In the state of disbelief the man denies the existence of personal God. But he calls impersonal and all-absorbing nature as deity, or the absolute. The disbelief is expressed in two forms: either in the form of the idealistic pantheism, or in the form of the materialist naturalism. But denying existence of personal God, the unbeliever as well denies the immortality of the soul, freedom, the moral responsibility, the sin. Selfishness becomes the main element of life and human actions. The human life is represented not more than the highest degree of the animal world. The Holy Scripture calls this state of disbelief of the man folly: The fool hath said in his heart, there is no God (Psalms13:1). Besides the pride of the mind, which does not want to subordinate itself to the simplicity of faith, the reason of disbelief in our time is frequently ill-upbringing and bad influences of the people and books. Be not deceived: evil communications corrupt good manners…for some have not the knowledge of God: I speak this to your shame, says Ap. Paul (1 Cor. 15:33-34). Therefore for averting of disbelief it is necessary to spread and strengthen the seed of faith and piety in the man from the early age; and when the disbelief already penetrated into the soul, then it is necessary to influence the whole person, the change of all his dispositions and customs. There are such cases, when an unbeliever immediately becomes a believer as a result of any extraordinary signs either miracles or staggering cases and revolutions in his life. In the Holy Scripture and in the lives of saints are described a lot of such cases and conversions. Nowadays in the press appears the news about such cases as well.

Among the number of sins against the faith let us name apostasy. It is, obviously, the special form of disbelief; specifically, such disbelief, which was preceded by faith and perhaps even sincere one, but it did not prove to be constant and unchangeable. Meanwhile there can be such disbelief, which was always alien to faith, or to which preceded only indifference or skepticism (doubt). So, apostasy is the betrayal of faith. As an example we can point at Julian the Recanter and those Christians, who in the times of persecutions renounced Christ from the fear of tortures, or because of the mundane benefits. But there are examples of deviation from faith in peacetimes as well. The gravity of this sin depicts Ap.
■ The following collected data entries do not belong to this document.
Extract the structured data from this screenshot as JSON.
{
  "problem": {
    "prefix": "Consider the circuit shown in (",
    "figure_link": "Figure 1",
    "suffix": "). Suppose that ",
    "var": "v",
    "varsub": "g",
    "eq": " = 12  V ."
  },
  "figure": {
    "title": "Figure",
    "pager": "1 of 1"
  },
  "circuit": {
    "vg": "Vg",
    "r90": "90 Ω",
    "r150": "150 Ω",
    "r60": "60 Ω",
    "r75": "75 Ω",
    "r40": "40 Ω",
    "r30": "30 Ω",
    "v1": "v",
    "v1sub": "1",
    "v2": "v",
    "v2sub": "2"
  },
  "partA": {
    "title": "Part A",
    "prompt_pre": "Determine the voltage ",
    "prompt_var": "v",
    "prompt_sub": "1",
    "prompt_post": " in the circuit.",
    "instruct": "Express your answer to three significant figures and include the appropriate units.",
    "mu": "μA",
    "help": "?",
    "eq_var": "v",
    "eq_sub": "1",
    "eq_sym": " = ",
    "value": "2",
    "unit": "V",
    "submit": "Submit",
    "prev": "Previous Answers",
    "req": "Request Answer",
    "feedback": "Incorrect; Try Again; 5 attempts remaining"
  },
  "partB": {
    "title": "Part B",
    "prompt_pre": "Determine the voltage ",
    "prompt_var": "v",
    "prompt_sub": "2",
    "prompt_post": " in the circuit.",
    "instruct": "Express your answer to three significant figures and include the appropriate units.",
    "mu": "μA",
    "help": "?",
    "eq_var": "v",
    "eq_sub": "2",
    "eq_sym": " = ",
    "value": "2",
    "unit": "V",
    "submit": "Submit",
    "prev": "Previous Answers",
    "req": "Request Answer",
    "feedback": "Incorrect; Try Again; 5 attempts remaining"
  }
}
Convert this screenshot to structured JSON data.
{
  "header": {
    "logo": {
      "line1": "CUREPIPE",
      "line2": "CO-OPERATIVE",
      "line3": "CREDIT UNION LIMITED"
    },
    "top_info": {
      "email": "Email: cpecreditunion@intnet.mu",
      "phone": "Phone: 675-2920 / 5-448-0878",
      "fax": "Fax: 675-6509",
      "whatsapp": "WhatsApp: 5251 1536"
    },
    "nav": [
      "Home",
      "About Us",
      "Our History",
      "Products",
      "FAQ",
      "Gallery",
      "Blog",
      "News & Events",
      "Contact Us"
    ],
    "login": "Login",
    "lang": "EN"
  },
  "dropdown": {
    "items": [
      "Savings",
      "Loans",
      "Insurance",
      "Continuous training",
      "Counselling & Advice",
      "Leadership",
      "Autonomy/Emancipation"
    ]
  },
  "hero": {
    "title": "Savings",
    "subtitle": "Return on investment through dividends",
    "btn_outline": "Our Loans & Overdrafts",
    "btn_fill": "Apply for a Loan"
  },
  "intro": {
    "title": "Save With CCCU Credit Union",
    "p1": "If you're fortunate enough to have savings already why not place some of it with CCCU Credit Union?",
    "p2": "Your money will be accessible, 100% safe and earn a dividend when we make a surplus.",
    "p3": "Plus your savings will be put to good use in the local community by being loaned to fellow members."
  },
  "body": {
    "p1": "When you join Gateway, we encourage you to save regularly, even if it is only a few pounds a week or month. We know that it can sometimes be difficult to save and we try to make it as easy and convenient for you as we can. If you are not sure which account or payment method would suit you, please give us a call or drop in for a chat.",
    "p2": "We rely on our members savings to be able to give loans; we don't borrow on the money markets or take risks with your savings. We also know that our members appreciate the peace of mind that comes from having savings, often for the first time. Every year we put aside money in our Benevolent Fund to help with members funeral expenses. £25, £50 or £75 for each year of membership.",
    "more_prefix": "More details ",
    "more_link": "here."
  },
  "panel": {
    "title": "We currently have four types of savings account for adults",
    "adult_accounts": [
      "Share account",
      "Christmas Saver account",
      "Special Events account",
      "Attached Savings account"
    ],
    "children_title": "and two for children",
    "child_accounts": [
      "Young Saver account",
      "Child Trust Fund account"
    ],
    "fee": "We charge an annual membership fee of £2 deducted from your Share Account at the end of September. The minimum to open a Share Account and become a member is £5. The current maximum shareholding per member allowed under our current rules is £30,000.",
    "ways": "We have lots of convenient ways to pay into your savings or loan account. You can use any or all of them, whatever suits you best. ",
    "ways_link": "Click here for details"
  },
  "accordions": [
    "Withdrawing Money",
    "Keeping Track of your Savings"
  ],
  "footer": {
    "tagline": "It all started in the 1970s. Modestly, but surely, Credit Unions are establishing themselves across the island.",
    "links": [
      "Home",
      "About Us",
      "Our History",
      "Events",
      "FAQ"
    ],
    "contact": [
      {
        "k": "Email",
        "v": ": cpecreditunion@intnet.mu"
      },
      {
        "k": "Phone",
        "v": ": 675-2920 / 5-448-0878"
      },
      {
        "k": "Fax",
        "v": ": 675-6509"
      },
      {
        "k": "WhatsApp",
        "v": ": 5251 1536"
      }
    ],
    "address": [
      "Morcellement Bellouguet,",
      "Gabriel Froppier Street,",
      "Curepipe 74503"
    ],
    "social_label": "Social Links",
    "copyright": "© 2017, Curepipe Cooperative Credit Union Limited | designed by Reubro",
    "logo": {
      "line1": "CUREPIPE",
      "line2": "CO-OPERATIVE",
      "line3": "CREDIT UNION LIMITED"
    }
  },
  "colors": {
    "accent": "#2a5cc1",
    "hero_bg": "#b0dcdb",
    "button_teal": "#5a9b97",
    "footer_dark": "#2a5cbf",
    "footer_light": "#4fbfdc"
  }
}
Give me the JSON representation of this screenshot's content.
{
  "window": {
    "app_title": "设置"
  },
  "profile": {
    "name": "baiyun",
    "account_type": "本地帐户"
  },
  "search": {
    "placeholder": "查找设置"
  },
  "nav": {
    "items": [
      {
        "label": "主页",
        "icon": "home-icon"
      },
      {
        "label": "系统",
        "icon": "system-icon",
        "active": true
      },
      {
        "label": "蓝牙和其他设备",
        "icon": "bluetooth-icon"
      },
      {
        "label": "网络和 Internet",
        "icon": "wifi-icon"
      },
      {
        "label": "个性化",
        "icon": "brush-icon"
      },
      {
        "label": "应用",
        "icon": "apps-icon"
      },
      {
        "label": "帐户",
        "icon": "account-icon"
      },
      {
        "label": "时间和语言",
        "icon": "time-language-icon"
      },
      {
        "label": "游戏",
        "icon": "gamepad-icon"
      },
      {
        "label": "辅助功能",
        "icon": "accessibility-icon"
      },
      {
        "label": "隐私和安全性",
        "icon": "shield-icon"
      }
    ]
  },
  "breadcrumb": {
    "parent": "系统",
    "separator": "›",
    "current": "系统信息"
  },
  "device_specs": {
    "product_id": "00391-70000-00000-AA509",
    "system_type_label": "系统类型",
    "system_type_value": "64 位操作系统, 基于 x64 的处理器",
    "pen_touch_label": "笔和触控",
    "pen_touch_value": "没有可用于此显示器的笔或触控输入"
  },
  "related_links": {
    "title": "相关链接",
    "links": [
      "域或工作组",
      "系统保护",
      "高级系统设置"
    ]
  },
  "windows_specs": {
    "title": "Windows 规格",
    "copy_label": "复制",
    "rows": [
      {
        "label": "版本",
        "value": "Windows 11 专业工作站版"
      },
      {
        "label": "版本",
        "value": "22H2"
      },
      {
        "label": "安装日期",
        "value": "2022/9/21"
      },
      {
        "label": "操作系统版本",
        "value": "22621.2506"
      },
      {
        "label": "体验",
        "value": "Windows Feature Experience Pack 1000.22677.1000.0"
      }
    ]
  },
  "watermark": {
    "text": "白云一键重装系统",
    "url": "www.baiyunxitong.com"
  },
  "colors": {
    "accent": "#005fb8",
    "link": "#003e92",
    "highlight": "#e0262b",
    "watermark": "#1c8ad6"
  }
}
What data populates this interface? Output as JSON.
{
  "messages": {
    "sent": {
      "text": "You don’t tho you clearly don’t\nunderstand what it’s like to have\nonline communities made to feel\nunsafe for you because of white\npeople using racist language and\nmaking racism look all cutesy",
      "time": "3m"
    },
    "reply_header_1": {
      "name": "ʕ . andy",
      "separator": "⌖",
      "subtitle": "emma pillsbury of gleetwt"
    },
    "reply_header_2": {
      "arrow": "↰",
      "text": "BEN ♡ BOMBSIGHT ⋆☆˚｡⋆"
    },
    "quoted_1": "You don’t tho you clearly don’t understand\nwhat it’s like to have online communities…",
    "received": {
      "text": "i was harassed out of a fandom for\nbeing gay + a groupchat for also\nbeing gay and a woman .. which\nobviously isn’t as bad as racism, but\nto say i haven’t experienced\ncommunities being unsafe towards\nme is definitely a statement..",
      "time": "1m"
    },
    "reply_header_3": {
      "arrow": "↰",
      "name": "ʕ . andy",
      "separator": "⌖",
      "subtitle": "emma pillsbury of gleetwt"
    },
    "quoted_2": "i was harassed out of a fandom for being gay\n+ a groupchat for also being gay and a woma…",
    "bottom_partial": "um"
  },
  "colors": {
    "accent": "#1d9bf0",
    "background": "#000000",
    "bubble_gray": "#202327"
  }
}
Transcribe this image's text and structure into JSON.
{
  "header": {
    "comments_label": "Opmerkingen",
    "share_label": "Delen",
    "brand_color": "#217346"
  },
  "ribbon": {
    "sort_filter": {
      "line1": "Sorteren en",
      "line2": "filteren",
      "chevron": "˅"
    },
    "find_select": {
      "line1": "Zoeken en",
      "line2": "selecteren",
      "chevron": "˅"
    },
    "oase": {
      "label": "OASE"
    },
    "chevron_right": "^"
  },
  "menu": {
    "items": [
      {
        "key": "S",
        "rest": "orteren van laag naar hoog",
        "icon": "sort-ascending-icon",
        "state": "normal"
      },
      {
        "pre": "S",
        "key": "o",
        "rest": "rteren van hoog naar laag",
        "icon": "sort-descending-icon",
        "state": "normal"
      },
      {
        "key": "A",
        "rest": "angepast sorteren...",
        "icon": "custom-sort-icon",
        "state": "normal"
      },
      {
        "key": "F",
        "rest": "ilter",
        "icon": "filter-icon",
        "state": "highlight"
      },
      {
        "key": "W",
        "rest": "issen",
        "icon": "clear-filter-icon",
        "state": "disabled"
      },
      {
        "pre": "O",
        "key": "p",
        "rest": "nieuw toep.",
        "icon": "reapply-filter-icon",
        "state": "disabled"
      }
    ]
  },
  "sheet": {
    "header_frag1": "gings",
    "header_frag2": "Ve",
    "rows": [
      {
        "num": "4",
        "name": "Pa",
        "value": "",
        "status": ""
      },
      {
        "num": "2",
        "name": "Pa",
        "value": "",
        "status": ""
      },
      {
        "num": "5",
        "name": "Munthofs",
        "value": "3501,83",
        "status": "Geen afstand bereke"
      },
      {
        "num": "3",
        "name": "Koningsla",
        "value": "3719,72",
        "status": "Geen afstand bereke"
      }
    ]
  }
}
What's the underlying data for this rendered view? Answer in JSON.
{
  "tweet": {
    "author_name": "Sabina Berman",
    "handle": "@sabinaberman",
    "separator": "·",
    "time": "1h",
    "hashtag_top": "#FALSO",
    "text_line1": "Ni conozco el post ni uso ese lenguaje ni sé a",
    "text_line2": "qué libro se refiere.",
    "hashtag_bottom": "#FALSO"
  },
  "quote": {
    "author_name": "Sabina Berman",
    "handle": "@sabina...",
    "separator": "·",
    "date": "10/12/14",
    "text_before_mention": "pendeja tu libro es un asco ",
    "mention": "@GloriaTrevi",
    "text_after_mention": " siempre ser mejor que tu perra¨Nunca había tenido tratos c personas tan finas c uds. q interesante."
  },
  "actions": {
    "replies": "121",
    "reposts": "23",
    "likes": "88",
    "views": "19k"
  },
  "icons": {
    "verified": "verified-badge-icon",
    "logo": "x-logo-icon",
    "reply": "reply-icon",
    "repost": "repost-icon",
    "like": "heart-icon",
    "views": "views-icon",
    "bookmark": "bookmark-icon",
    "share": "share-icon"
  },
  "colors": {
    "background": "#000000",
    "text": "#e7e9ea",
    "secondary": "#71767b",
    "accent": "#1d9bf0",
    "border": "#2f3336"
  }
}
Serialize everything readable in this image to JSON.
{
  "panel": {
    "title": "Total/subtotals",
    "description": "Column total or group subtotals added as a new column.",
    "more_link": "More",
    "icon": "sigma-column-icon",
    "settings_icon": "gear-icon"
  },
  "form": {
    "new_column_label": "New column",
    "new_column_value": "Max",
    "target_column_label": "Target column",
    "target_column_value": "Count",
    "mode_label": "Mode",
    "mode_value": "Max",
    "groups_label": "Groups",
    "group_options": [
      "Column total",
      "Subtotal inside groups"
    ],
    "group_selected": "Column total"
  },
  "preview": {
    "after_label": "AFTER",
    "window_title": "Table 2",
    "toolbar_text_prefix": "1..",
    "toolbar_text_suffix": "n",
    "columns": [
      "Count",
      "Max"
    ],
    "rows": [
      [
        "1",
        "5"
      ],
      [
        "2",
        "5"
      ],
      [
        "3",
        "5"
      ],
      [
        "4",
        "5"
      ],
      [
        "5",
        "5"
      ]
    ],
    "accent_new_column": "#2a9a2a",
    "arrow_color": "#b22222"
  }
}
Paul, when he speaks in the Epistle to Hebrews: For it is impossible for those who were once enlightened, and have tasted of the heavenly gift, and were made partakers of the Holy Ghost And have tasted the good word of God, and the powers of the world to come, If they shall fall away, to renew them again unto repentance; seeing they crucify to themselves the Son of God afresh, and put him to an open shame (6:4-6). The same apostle warns against the sin of apostasy, when he says: Watch ye, stand fast in the faith, quit you like men, be strong (1 Cor. 16:13). Be thou faithful unto death, and I will give thee a crown of life, says the Lord Himself in the book of Revelation (2:10).